Réponse de le 04/10/2012 à 7:24 :
D'accord à 100% avec iliad
a écrit le 03/10/2012 à 10:42 :
Bel exemple de propagande qui omet consciencieusement de parler de l'essentiel, à savoir l'absence totale d'effort prévu dans les services publics, notamment au niveau de la masse salariale (actifs et retraités compris) ou des subventions sociales. Il serait à la rigueur possible d'envisager un effort fiscal temporaire si, dans le même temps, on assistait à l'attrition réelle des dépenses publiques, avec un rapport disons de 30 (privé) / 70 (public). Mais c'est exactement le contraire qui va se passer. Les dépenses publiques vont continuer leur hausse sans limite : l'effort de 10 milliards de l'Etat va se terminer par une augmentation des dépenses réelles (car il s'agit d'une économie d'opportunité et non d'une économie effective), tandis que la sécu prévoit encore et toujours un "équilibre" à 11 milliards de déficit (cynisme habituel des ENArques et des syndicalistes). Au total, ce n'est même pas 100% de l'effort qui sera supporté par les producteurs privés mais bien 110%. On assiste tout simplement à la continuation à marche forcée de la collectivisation du pays, contrairement aux discours complaisants dont l'article de propagande politicienne présenté ci-dessus fait partie. La crise est pourtant le résultat de cette collectivisation qui entraîne chômage, appauvrissement et faiblesse économique, comme on peut l'observer depuis longtemps en France. Si on ne l'empêche pas d'enfler, le mammouth obèse finira par éclater. Il n'est pas trop tard pour s'opposer à cette issue fatale pour tous les Français et, au-delà, pour tous les Européens.
Réponse de le 03/10/2012 à 10:57 :
+ 1 !!! c'est vrai, lesujet le plus important est le dégonflement de l'état, qui entrainera des baisses d'impots.
Réponse de le 03/10/2012 à 11:02 :
+1000. Merci de votre commentaire.
Réponse de le 03/10/2012 à 12:33 :
+1... C'est un problème fondamental qui a la particularité d'etre structurel et non pas conjoncturel, et qui promet de devenir un drame à la sauce Grecque si ce gouvernement continue sur la lancée de ce qu'on si mal fait leur prédéssésseurs de tous bords. Dans 5 ans, ne doutez pas qu'il sera trop tard si rien n'est entrepris pour inverser sérieusement le cours des évenements !

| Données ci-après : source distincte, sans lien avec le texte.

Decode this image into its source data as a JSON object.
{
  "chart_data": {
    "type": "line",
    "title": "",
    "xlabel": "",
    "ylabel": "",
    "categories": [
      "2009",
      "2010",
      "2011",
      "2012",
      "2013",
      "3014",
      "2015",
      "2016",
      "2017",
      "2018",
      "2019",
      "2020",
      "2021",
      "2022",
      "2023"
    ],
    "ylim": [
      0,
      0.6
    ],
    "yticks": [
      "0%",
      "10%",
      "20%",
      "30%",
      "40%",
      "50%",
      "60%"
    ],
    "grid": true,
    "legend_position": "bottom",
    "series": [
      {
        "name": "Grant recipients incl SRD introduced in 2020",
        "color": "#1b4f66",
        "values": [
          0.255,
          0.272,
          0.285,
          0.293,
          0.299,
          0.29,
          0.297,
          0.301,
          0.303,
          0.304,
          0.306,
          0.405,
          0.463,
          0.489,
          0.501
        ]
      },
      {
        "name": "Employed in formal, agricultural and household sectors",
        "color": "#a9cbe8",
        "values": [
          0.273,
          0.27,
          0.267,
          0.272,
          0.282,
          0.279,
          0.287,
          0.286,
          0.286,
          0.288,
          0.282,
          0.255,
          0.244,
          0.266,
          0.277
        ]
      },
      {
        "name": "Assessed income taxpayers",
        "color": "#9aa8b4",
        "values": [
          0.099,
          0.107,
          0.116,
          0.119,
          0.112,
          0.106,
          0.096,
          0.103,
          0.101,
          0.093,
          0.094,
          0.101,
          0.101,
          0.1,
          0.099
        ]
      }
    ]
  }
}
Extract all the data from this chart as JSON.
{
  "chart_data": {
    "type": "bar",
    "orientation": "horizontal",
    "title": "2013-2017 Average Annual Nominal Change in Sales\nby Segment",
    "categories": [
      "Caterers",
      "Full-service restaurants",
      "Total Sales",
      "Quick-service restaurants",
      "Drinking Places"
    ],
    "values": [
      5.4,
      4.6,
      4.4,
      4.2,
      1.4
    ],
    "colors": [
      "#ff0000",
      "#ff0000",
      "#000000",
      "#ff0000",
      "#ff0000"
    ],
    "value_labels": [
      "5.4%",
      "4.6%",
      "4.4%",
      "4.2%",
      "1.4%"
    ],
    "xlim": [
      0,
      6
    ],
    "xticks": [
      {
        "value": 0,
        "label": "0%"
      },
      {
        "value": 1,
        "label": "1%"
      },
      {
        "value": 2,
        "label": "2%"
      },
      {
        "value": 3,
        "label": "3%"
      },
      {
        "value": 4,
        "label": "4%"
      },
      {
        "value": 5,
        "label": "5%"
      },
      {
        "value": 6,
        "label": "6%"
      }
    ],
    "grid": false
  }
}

Réponse de le 03/10/2012 à 12:48 :
L'essentiel est volontairement oublié.

Je souscrit à votre analyse. Sans oublié le mille feuille administratif. Avec les politicards de droites et de gauches qui sont en surnombre. En effet, on veut rationaliser le nombre de fonctionnaires, c'est bien. Supprimer une bonne part des politicards, c'est mieux.
Ils ne servent à rien, au mieux, voir ils sont nuisibles.
Réponse de le 03/10/2012 à 16:47 :
En fait la crise vient en grande partie de l'endettement public ET privé excessif surtout en vogue aux USA
Réponse de le 03/10/2012 à 18:15 :
Si cet article est de la propagande politicienne, alors comment qualifier le mouvement "spontané" relatif aux geonpis si ce n'est des mêmes termes..!?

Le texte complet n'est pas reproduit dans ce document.